In the second half Betty and Rita switch personalities and change names: now Rita is empowered and Betty is helpless and needy. Naomi Watts really sinks her teeth into the challenge but all the fidgety, anxious acting seems to disappear into the fabric of the film. Lynch has designed the sequences so well that the multitudinous emotions become one feeling, one atmosphere – a restlessness and hunger that need to be satiated. Watts tries to calm herself by masturbating in one scene, but the only thing that can stop the pain, the voices in her head, is suicide. She ends the film by shooting herself, but it cannot lull the film or audience, just as Persona’s ending left us with our feelings unresolved. Mulholland Drive only fractures in a hundred different directions, all the anger and disease and ugliness flooding out of the screen, into the theater, like the filthy unconscious of Hollywood.

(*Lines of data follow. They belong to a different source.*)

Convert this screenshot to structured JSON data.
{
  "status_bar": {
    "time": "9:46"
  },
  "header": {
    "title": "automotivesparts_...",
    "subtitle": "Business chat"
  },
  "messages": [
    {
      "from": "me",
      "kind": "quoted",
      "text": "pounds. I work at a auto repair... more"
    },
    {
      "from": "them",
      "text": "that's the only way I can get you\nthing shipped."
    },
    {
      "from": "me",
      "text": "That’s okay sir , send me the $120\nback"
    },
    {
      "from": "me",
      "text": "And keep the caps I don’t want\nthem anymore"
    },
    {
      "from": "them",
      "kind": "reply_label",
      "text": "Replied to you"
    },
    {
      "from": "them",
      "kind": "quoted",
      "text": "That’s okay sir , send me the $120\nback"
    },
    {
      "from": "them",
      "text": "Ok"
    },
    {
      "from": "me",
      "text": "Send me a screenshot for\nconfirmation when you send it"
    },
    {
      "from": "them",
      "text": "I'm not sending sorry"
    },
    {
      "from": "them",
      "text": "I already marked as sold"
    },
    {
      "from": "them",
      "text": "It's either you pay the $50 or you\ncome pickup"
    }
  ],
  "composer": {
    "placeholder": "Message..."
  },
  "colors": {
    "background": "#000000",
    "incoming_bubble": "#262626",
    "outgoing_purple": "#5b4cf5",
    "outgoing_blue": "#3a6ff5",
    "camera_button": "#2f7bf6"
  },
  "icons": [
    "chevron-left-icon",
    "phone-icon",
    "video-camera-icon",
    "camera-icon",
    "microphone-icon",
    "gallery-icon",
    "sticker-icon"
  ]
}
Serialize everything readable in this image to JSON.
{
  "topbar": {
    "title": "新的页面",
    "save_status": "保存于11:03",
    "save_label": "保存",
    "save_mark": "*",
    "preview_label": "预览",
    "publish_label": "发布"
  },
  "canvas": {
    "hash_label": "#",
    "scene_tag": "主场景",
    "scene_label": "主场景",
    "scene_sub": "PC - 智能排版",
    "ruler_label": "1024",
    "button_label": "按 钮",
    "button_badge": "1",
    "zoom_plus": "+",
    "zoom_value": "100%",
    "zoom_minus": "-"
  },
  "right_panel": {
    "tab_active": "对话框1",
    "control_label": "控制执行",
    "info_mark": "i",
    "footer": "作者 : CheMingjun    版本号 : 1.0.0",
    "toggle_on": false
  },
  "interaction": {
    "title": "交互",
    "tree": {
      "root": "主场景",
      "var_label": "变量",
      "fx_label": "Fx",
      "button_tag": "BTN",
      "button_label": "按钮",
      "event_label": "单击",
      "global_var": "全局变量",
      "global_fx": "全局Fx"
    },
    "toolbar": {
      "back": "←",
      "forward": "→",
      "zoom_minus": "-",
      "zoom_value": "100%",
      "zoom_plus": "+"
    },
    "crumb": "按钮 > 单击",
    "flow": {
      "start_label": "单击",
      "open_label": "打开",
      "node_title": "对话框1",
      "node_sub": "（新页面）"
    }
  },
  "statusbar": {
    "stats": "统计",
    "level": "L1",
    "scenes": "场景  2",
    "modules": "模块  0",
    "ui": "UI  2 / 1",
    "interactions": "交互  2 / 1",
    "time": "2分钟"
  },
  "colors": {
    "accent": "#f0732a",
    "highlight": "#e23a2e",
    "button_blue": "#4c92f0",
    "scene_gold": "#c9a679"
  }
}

There is a certain kind of moviegoer that will want to dissect the film’s final act. They will want to study the bizarre symbolism and how the characters and events tie into one another. Salon.com has already taken the initiative. But, for me, the film doesn’t beg to be understood on literal terms. It reproduces the feeling of being creeped out by a nightmare you can’t even remember. The Hollywood in Mulholland Drive belongs to the mind of David Lynch, and it’s wonderful to have all the emotions handed down to you without having to pry open the film and dig yourself. It’s not necessarily a thinking film; you must forgive the tired old Hollywood derision, but it’s actually the kind of movie Hollywood could make if it wasn’t such a coward, and the kind of movie that’s best left in the hands of a talented pervert like David Lynch.